Students who can learn independently would enjoy working through the book, The Ten Things All Future Mathematicians and Scientists Must Know (But are Rarely Taught). Written by former teacher Ed Zaccaro, Ten Things illustrates the connection between math, science and the real world through analyzing events such as the Three Mile Island nuclear accident.

Number Sense and Nonsense: Building Math Creativity and Confidence Through Number Play, by Claudia Zaslavsky, presents challenging problems, puzzles and activities on interesting number concepts such a s “Zero – Is It Something? Is It Nothing?”

Students may also be intrigued by It’s Alive and Kicking: Math the Way it Ought to Be—Tough, Fun, and a Little Weird, by Asa Kleiman and David Washington. Promising “math that makes you squirm,” this book offers problems to “challenge, motivate and gross-out math students who like the unusual.”

If Internet connections are available in the classroom, the Web also offers a wealth of playgrounds for inquiring young math minds.

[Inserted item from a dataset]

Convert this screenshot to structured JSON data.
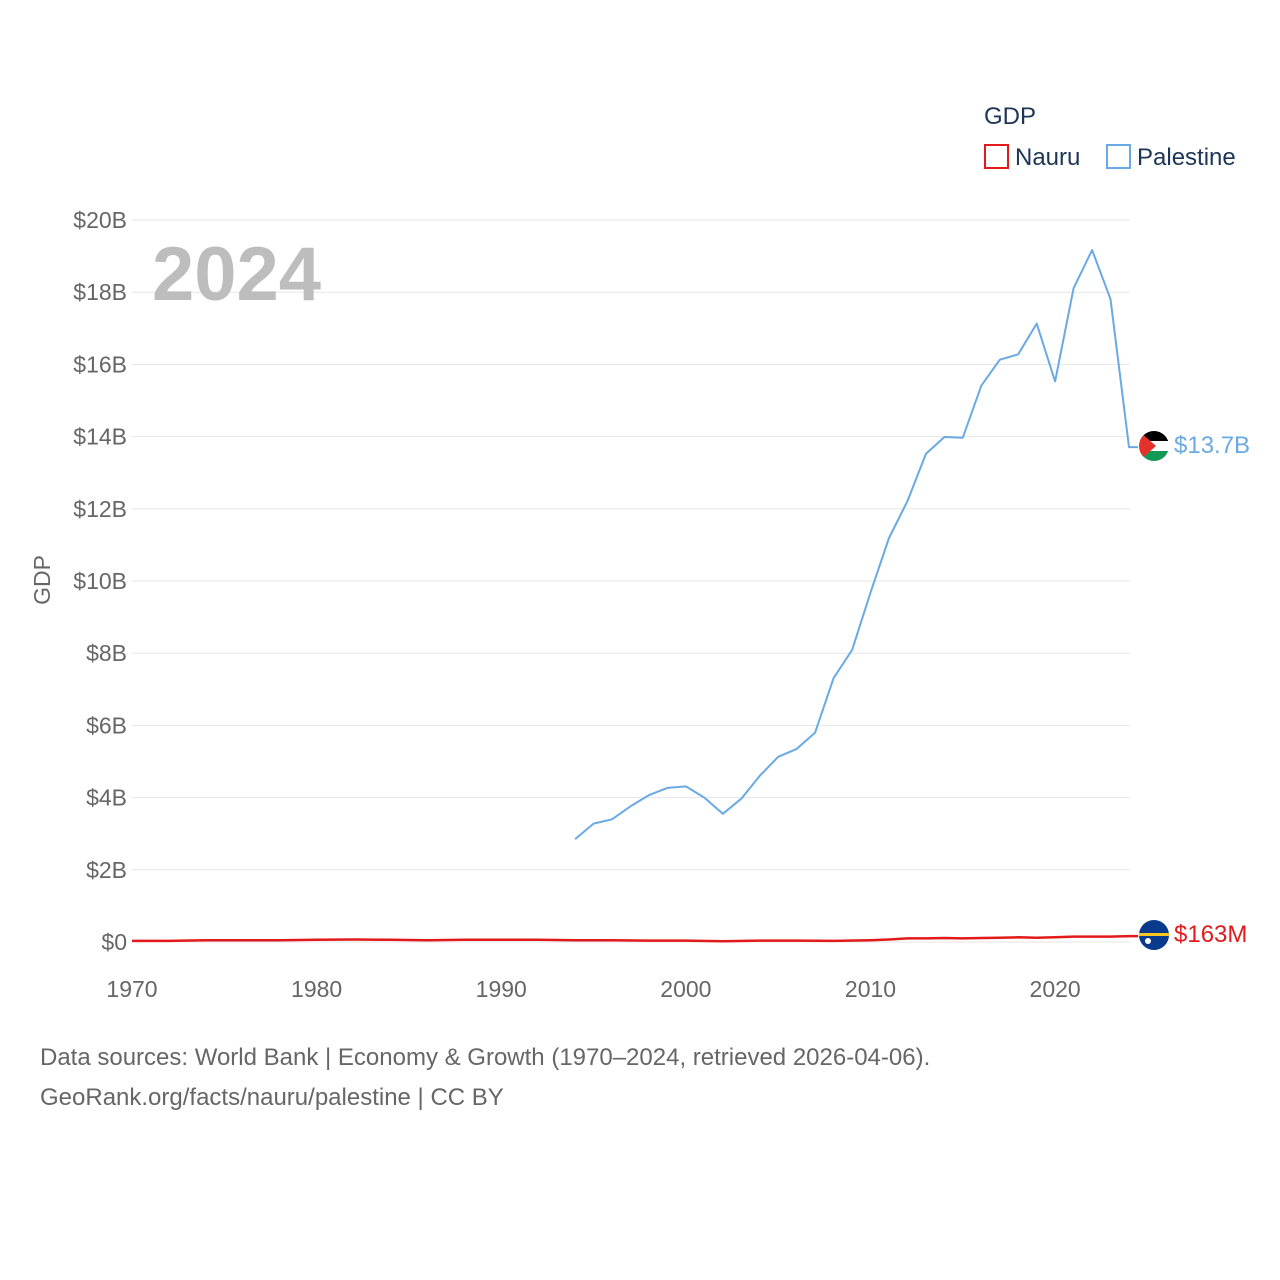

For open-ended math exploration, students can go to mathcats.com. Younger students in particular might be intrigued by the math cats balance section, where they can try to virtually balance objects ranging from electrons to galaxies.

The wonderful University of Cambridge site, nrich.maths.org/public, offers intriguing problems (with solutions) on a variety of challenge levels, math games, and interesting articles on issues such as math palindromes.

As for homework, if students can get four or five problems of an assignment completed correctly, that should be the end of the exercise. Parents then need to provide options that offer more challenging and thought-provoking opportunities for math exploration.

All the books and Web sites mentioned above for use in the classroom can be used at home as well.

Parents can also explore math concepts together with their child at Web sites such as figurethis.org. This site offers math challenge problems for families, including guidance about how to get started thinking about the problem, solutions and follow-up problems.

Parents and students are also encouraged to think together about “unusual and important” math ideas at www.ccs3.lanl.gov/mega-math.

While fully meeting the needs of advanced math students can be difficult, these approaches offer a simple start for for parents and schools to keep talented young mathematicians challenged and intrigued.